Er hatte sich in dieser Nacht auch nicht aus Sehnsucht nach mir betrunken sondern wegen des Unfalls mit Adam, an dem er sich schuldig fühlte. Während der Fahrt hatte er nämlich seinen Kopf in Adams Schoß gehabt und das nicht, um die Nieten an dessen Jeans zu zählen.
Vater erfuhr das alles, als er ihn im Gefängnis mit seinen Lügen konfrontierte. Ihm hatte Braden nicht so leicht ausweichen können wie mir.
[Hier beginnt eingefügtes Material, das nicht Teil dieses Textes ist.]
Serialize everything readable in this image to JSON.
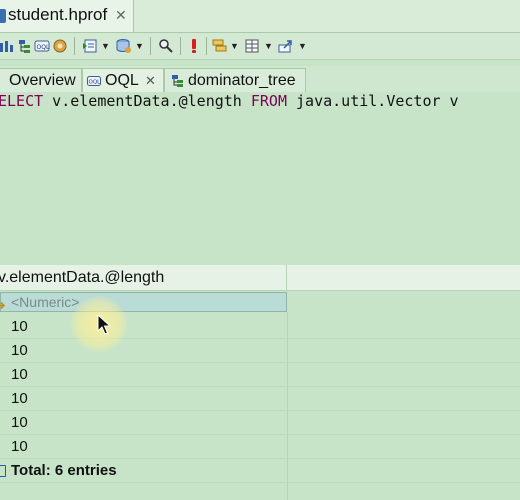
{
  "editor": {
    "tab_label": "student.hprof",
    "close_glyph": "✕"
  },
  "toolbar": {
    "icons": [
      "histogram-icon",
      "dominator-tree-icon",
      "oql-icon",
      "settings-gear-icon",
      "query-browser-icon",
      "heap-dump-overview-icon",
      "find-object-icon",
      "run-query-icon",
      "group-by-icon",
      "calculate-retained-icon",
      "export-icon"
    ]
  },
  "view_tabs": [
    {
      "label": "Overview"
    },
    {
      "label": "OQL",
      "close": "✕"
    },
    {
      "label": "dominator_tree"
    }
  ],
  "query": {
    "keyword_select": "ELECT",
    "part1": " v.elementData.@length ",
    "keyword_from": "FROM",
    "part2": " java.util.Vector v"
  },
  "results": {
    "column_header": "v.elementData.@length",
    "filter_placeholder": "<Numeric>",
    "rows": [
      "10",
      "10",
      "10",
      "10",
      "10",
      "10"
    ],
    "total": "Total: 6 entries"
  },
  "colors": {
    "background": "#c8e4c8",
    "keyword": "#7f0055",
    "filter_row": "#b9dcd6"
  }
}
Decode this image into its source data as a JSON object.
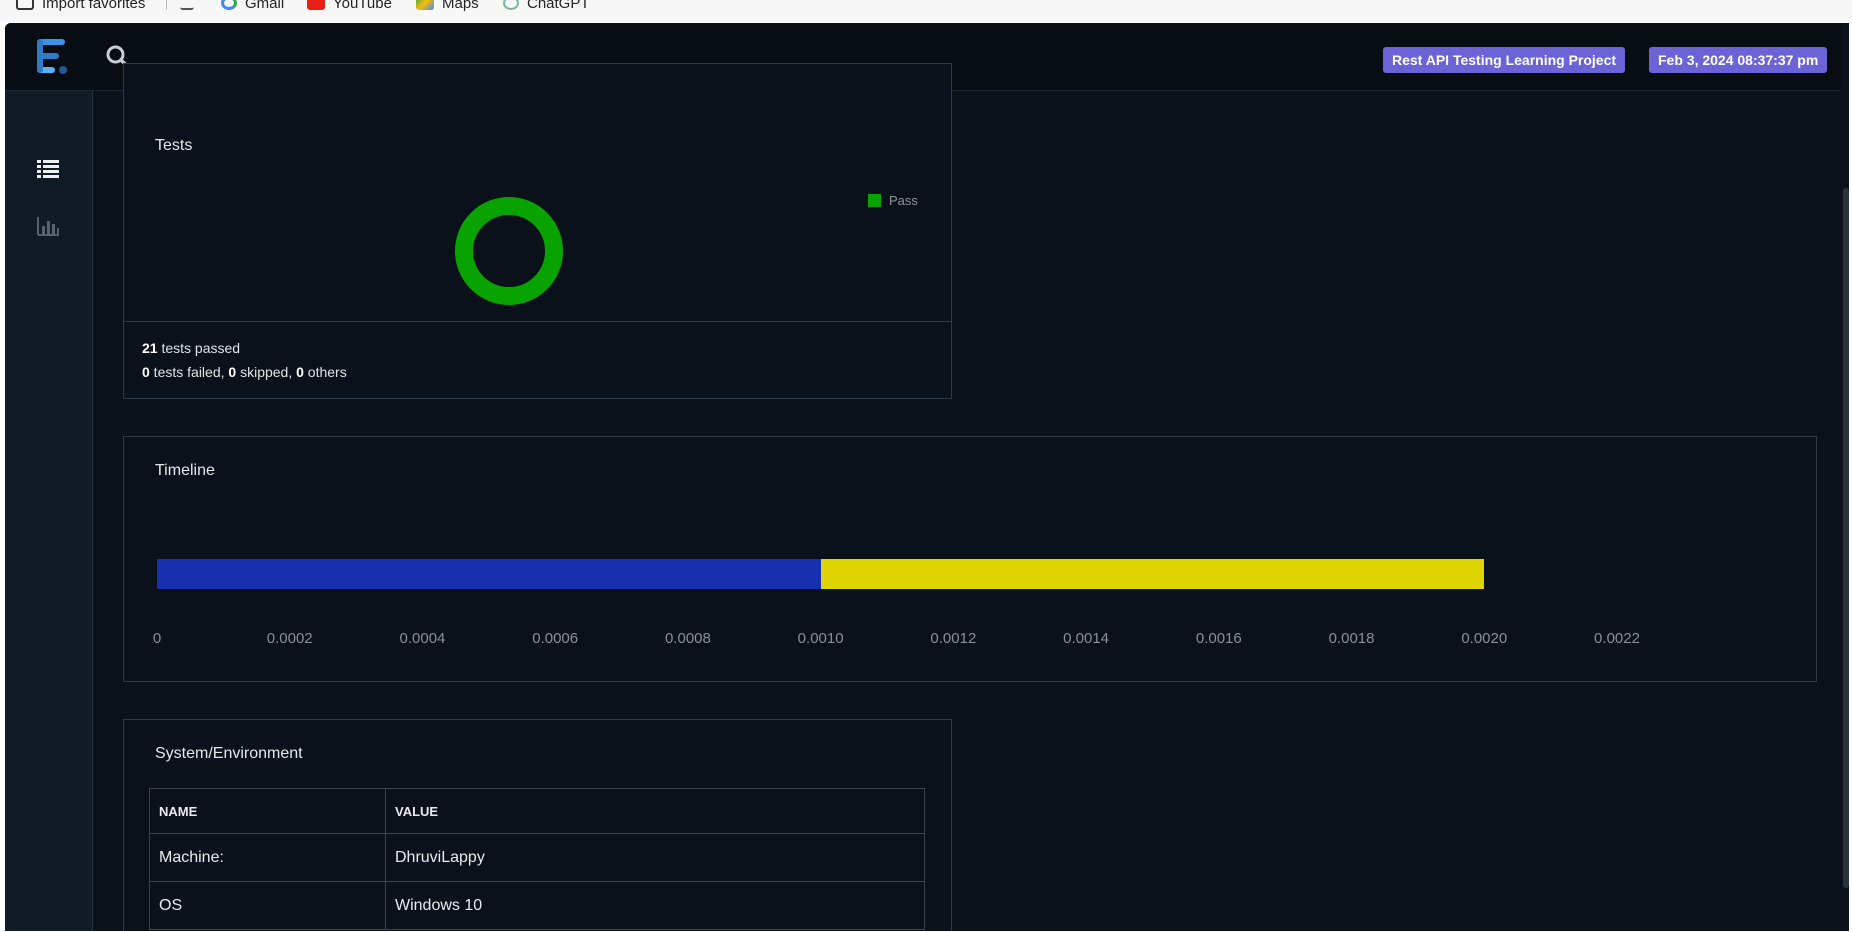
{
  "bookmarks": [
    {
      "label": "Import favorites",
      "icon": "import-icon"
    },
    {
      "label": "",
      "icon": "key-icon"
    },
    {
      "label": "Gmail",
      "icon": "google-icon"
    },
    {
      "label": "YouTube",
      "icon": "youtube-icon"
    },
    {
      "label": "Maps",
      "icon": "maps-icon"
    },
    {
      "label": "ChatGPT",
      "icon": "chatgpt-icon"
    }
  ],
  "header": {
    "project_badge": "Rest API Testing Learning Project",
    "date_badge": "Feb 3, 2024 08:37:37 pm"
  },
  "sidebar": {
    "items": [
      {
        "icon": "list-icon",
        "active": true
      },
      {
        "icon": "bar-chart-icon",
        "active": false
      }
    ]
  },
  "tests_card": {
    "title": "Tests",
    "legend": "Pass",
    "passed_count": "21",
    "passed_label": " tests passed",
    "failed_count": "0",
    "failed_label": " tests failed, ",
    "skipped_count": "0",
    "skipped_label": " skipped, ",
    "others_count": "0",
    "others_label": " others"
  },
  "timeline_card": {
    "title": "Timeline"
  },
  "chart_data": [
    {
      "type": "pie",
      "variant": "doughnut",
      "labels": [
        "Pass"
      ],
      "values": [
        21
      ],
      "colors": [
        "#09a300"
      ],
      "legend_position": "top-right"
    },
    {
      "type": "bar",
      "orientation": "horizontal",
      "stacked": true,
      "series": [
        {
          "values": [
            0.001
          ],
          "color": "#1730b0"
        },
        {
          "values": [
            0.001
          ],
          "color": "#ddd400"
        }
      ],
      "xlim": [
        0,
        0.0022
      ],
      "xticks": [
        "0",
        "0.0002",
        "0.0004",
        "0.0006",
        "0.0008",
        "0.0010",
        "0.0012",
        "0.0014",
        "0.0016",
        "0.0018",
        "0.0020",
        "0.0022"
      ],
      "grid": false
    }
  ],
  "env_card": {
    "title": "System/Environment",
    "columns": [
      "NAME",
      "VALUE"
    ],
    "rows": [
      [
        "Machine:",
        "DhruviLappy"
      ],
      [
        "OS",
        "Windows 10"
      ]
    ]
  }
}
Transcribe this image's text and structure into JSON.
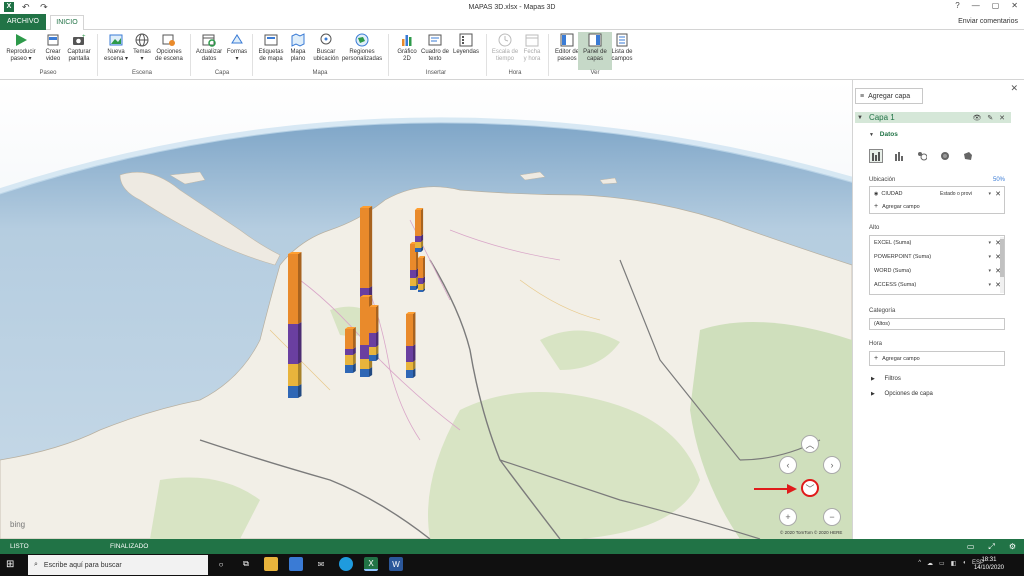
{
  "window": {
    "title": "MAPAS 3D.xlsx - Mapas 3D",
    "app_icon": "X",
    "controls": [
      "?",
      "—",
      "▢",
      "✕"
    ]
  },
  "tabs": {
    "archivo": "ARCHIVO",
    "inicio": "INICIO",
    "feedback": "Enviar comentarios"
  },
  "ribbon": {
    "buttons": {
      "play": "Reproducir\npaseo ▾",
      "video": "Crear\nvideo",
      "capture": "Capturar\npantalla",
      "new_scene": "Nueva\nescena ▾",
      "themes": "Temas\n▾",
      "scene_options": "Opciones\nde escena",
      "refresh": "Actualizar\ndatos",
      "shapes": "Formas\n▾",
      "map_labels": "Etiquetas\nde mapa",
      "flat_map": "Mapa\nplano",
      "find_location": "Buscar\nubicación",
      "custom_regions": "Regiones\npersonalizadas",
      "chart_2d": "Gráfico\n2D",
      "text_box": "Cuadro de\ntexto",
      "legends": "Leyendas",
      "time_scale": "Escala de\ntiempo",
      "date_time": "Fecha\ny hora",
      "tour_editor": "Editor de\npaseos",
      "layer_pane": "Panel de\ncapas",
      "field_list": "Lista de\ncampos"
    },
    "groups": {
      "tour": "Paseo",
      "scene": "Escena",
      "layer": "Capa",
      "map": "Mapa",
      "insert": "Insertar",
      "time": "Hora",
      "view": "Ver"
    }
  },
  "map": {
    "provider": "bing",
    "copyright": "© 2020 TomTom © 2020 HERE"
  },
  "pane": {
    "add_layer": "Agregar capa",
    "layer_name": "Capa 1",
    "layer_tools": "👁 ✎ ✕",
    "data_section": "Datos",
    "location": {
      "label": "Ubicación",
      "confidence": "50%",
      "field": "CIUDAD",
      "field_type": "Estado o provi",
      "add_field": "Agregar campo"
    },
    "height": {
      "label": "Alto",
      "fields": [
        "EXCEL (Suma)",
        "POWERPOINT (Suma)",
        "WORD (Suma)",
        "ACCESS (Suma)"
      ]
    },
    "category": {
      "label": "Categoría",
      "value": "(Altos)"
    },
    "time": {
      "label": "Hora",
      "add_field": "Agregar campo"
    },
    "filters": "Filtros",
    "layer_options": "Opciones de capa"
  },
  "status": {
    "ready": "LISTO",
    "finished": "FINALIZADO"
  },
  "taskbar": {
    "search_placeholder": "Escribe aquí para buscar",
    "language": "ESP",
    "time": "18:31",
    "date": "14/10/2020"
  },
  "colors": {
    "excel_green": "#217346",
    "bar_excel": "#e98a2b",
    "bar_powerpoint": "#6a3fa0",
    "bar_word": "#e8b43c",
    "bar_access": "#2f67b5",
    "annotation_red": "#e01b1b"
  }
}
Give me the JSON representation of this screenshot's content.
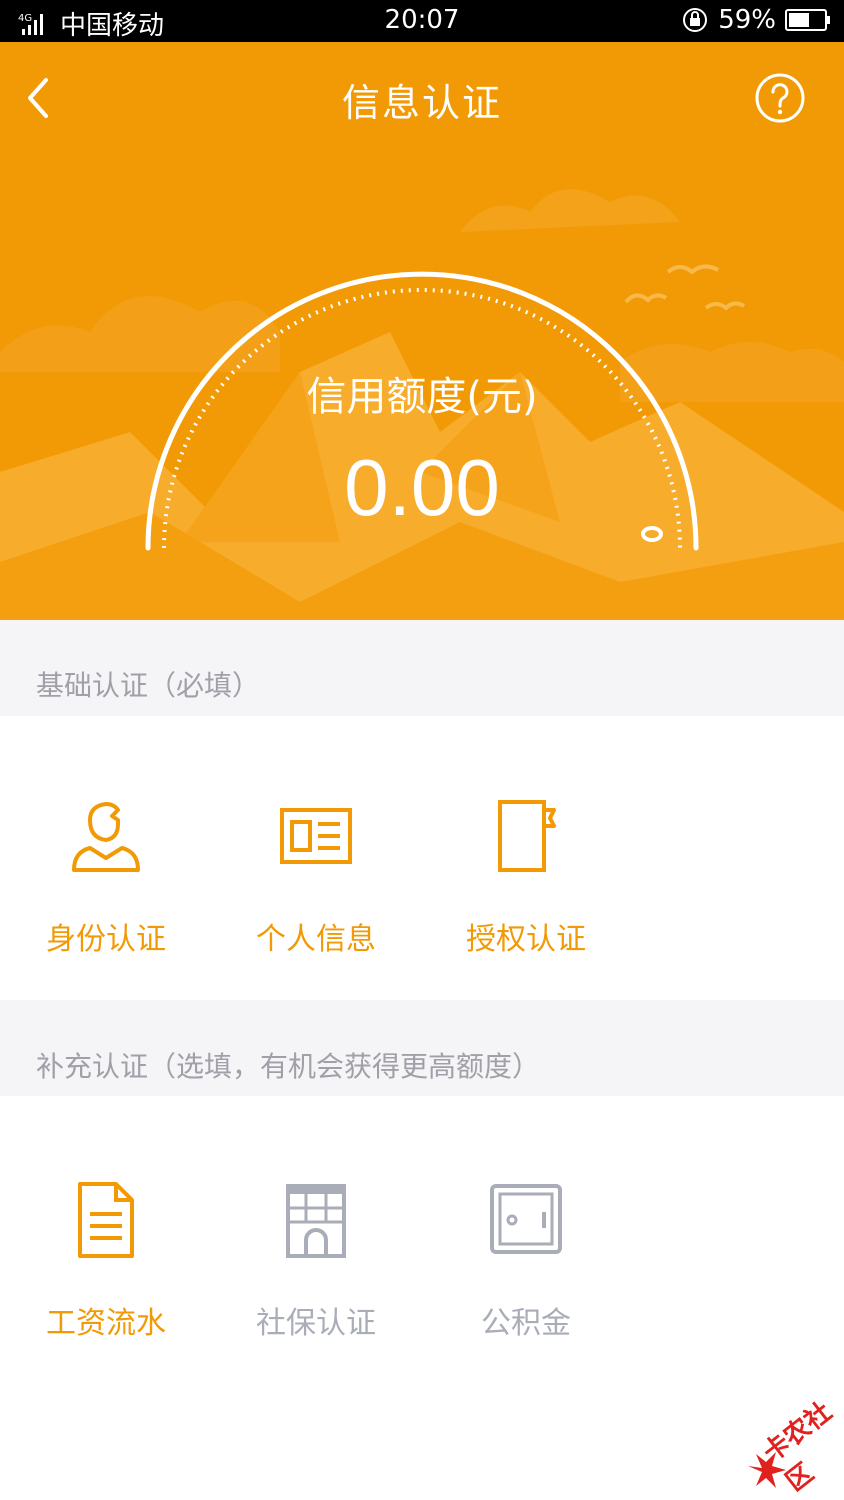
{
  "status_bar": {
    "network": "4G",
    "carrier": "中国移动",
    "time": "20:07",
    "battery": "59%"
  },
  "header": {
    "title": "信息认证",
    "back_icon": "chevron-left-icon",
    "help_icon": "question-circle-icon"
  },
  "credit": {
    "label": "信用额度(元)",
    "value": "0.00",
    "progress": 0
  },
  "basic_section": {
    "title": "基础认证（必填）",
    "items": [
      {
        "label": "身份认证",
        "icon": "user-icon",
        "state": "active"
      },
      {
        "label": "个人信息",
        "icon": "id-card-icon",
        "state": "active"
      },
      {
        "label": "授权认证",
        "icon": "notebook-icon",
        "state": "active"
      }
    ]
  },
  "extra_section": {
    "title": "补充认证（选填，有机会获得更高额度）",
    "items": [
      {
        "label": "工资流水",
        "icon": "document-icon",
        "state": "active"
      },
      {
        "label": "社保认证",
        "icon": "building-icon",
        "state": "inactive"
      },
      {
        "label": "公积金",
        "icon": "safe-icon",
        "state": "inactive"
      }
    ]
  },
  "watermark": {
    "text": "卡农社区"
  },
  "colors": {
    "primary": "#f29a05",
    "inactive": "#a9adb8",
    "section_bg": "#f5f5f7"
  }
}
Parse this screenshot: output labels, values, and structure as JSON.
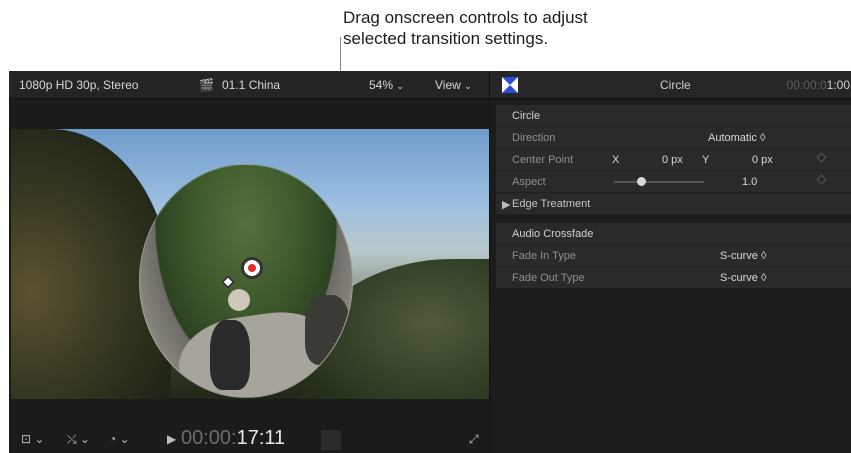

Den Mord an Carl Brunnweiser konnten wir ihm nicht nachweisen, aber wenigstens kamen Scott und Alishia zu ihrem Recht.
Nur von Clive hatte ich immer noch nicht die geringste Spur. Die ersten Tage ohne ihn allein in der Wohnung waren mörderisch. Tagsüber konnte ich meine Sehnsucht nach ihm und die nagende Einsamkeit in Arbeit ersticken. Nachts jedoch war ich meiner inneren Unruhe hilflos ausgeliefert. Robin schickte mir Clives Schlüssel und die Schenkungs-Urkunde, die ich erst einmal gründlich mit meinen Tränen aufweichte und dann wegwarf. Ich vermisste ihn so sehr, dass es wehtat.
Eine Zeit lang schluckte ich Schlaftabletten und als die nicht mehr halfen, betrank ich mich, bis ich fürchtete, zum Alkoholiker zu werden, wenn ich so weiter machte. Also ging ich nachts wieder ins ‘Katrinas’ tanzen, um müde zu werden, wie ich es schon in meiner Zeit mit Dan getan hatte.
Das half eine Weile und irgendwann lernte ich, besser mit mir selbst zurechtzukommen. Von da an machte es mir nicht mehr so viel aus, auch mal einen Abend allein zu bleiben, ohne mich ablenken zu müssen. Es brachte mir viel, still dazusitzen, über mich und mein Leben nachzudenken oder mich bei einer von Clives alten Blues-Platten einfach nur zu entspannen. Zum ersten Mal fühlte ich mich wirklich als Kapitän auf meinem eigenen Schiff. Ich sah jetzt alles so klar vor mir, dass es ganz einfach schien: Ich hatte mich für Clive entschieden und egal, wie sehr ich litt, nie wieder würde ich Kompromisse eingehen, nur um nicht allein zu sein.
Mein Vater hatte sich inzwischen ein Herz gefasst und war mit Anne ausgegangen. Er mochte sie und sie ihn, das war nicht zu übersehen.